What emerging technologies will advance H4R3me2a detection and functional analysis?

Emerging technologies promise to revolutionize H4R3me2a detection and functional analysis in coming years. Single-cell epigenomic approaches, including single-cell ChIP-seq and CUT&Tag, are being adapted for histone modification analysis, potentially revealing cell-to-cell variability in H4R3me2a patterns that bulk methods cannot detect. These techniques will be particularly valuable for understanding H4R3me2a dynamics in heterogeneous tissues and during developmental transitions. Mass spectrometry-based approaches continue to advance, with improved sensitivity allowing quantitative analysis of histone modifications from limited samples without antibody-based enrichment, providing unbiased detection of H4R3me2a alongside co-occurring modifications. CRISPR-based epigenome editing systems using catalytically inactive Cas9 fused to PRMT1 or PRMT6 domains enable site-specific manipulation of H4R3me2a, allowing researchers to directly test the functional consequences of this modification at specific genomic loci. Live-cell imaging of H4R3me2a is becoming possible through the development of modification-specific intracellular antibodies (mintbodies) and engineered reader domains coupled to fluorescent proteins, enabling real-time tracking of dynamic changes in this modification. Microfluidic platforms for high-throughput epigenetic profiling will accelerate screening of factors that influence H4R3me2a deposition and removal. Advanced computational approaches, including machine learning algorithms trained on multi-omics datasets, will improve prediction of H4R3me2a functional consequences and interactions with other chromatin features. Together, these technological advances will provide unprecedented insights into the biology of H4R3me2a and its role in gene regulation.

How might H4R3me2a research contribute to epigenetic therapies?

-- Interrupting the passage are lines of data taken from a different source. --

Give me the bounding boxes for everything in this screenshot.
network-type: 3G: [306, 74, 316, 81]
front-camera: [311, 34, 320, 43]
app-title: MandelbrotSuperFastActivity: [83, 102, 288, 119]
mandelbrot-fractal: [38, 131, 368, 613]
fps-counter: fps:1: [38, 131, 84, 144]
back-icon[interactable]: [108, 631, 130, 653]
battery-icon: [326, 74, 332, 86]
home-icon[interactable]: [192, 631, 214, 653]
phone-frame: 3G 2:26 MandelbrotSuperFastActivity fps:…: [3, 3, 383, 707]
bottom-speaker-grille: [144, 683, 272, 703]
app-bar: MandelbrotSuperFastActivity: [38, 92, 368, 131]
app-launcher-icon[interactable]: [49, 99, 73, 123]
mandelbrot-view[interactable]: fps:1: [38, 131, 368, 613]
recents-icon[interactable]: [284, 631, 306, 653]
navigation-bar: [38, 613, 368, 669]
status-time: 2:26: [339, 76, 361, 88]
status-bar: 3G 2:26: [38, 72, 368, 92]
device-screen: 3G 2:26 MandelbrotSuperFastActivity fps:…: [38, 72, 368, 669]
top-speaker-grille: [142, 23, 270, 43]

H4R3me2a research has significant potential to inform the development of epigenetic therapies across multiple disease contexts. As asymmetric dimethylation of H4R3 is catalyzed by PRMT1 and PRMT6 , these enzymes represent promising therapeutic targets. Small molecule inhibitors of PRMT1 and PRMT6 are already in development, with several showing selectivity in preclinical studies. Understanding the genomic distribution and functional consequences of H4R3me2a modification will help predict both the therapeutic potential and possible side effects of such inhibitors. In cancer therapy, where aberrant H4R3me2a patterns have been observed in tissues such as rectal cancer , PRMT inhibitors could potentially restore normal gene expression programs or sensitize tumors to conventional therapies. The crosstalk between H4R3me2a and histone acetylation mediated by p300 suggests that combination approaches targeting both modifications might yield synergistic therapeutic effects. For precision medicine applications, H4R3me2a patterns could serve as biomarkers to stratify patients for specific epigenetic therapies, particularly in hormone-dependent cancers given the connection between H4R3me2a and nuclear hormone receptor signaling. Beyond cancer, H4R3me2a research may inform treatments for inflammatory, neurodegenerative, and developmental disorders where epigenetic dysregulation contributes to pathology. The development of targeted protein degradation approaches like PROTACs (Proteolysis Targeting Chimeras) offers new possibilities for selectively eliminating PRMT enzymes in specific cellular contexts. As H4R3me2a research advances, it will continue to reveal novel therapeutic targets and strategies within the complex network of epigenetic regulation.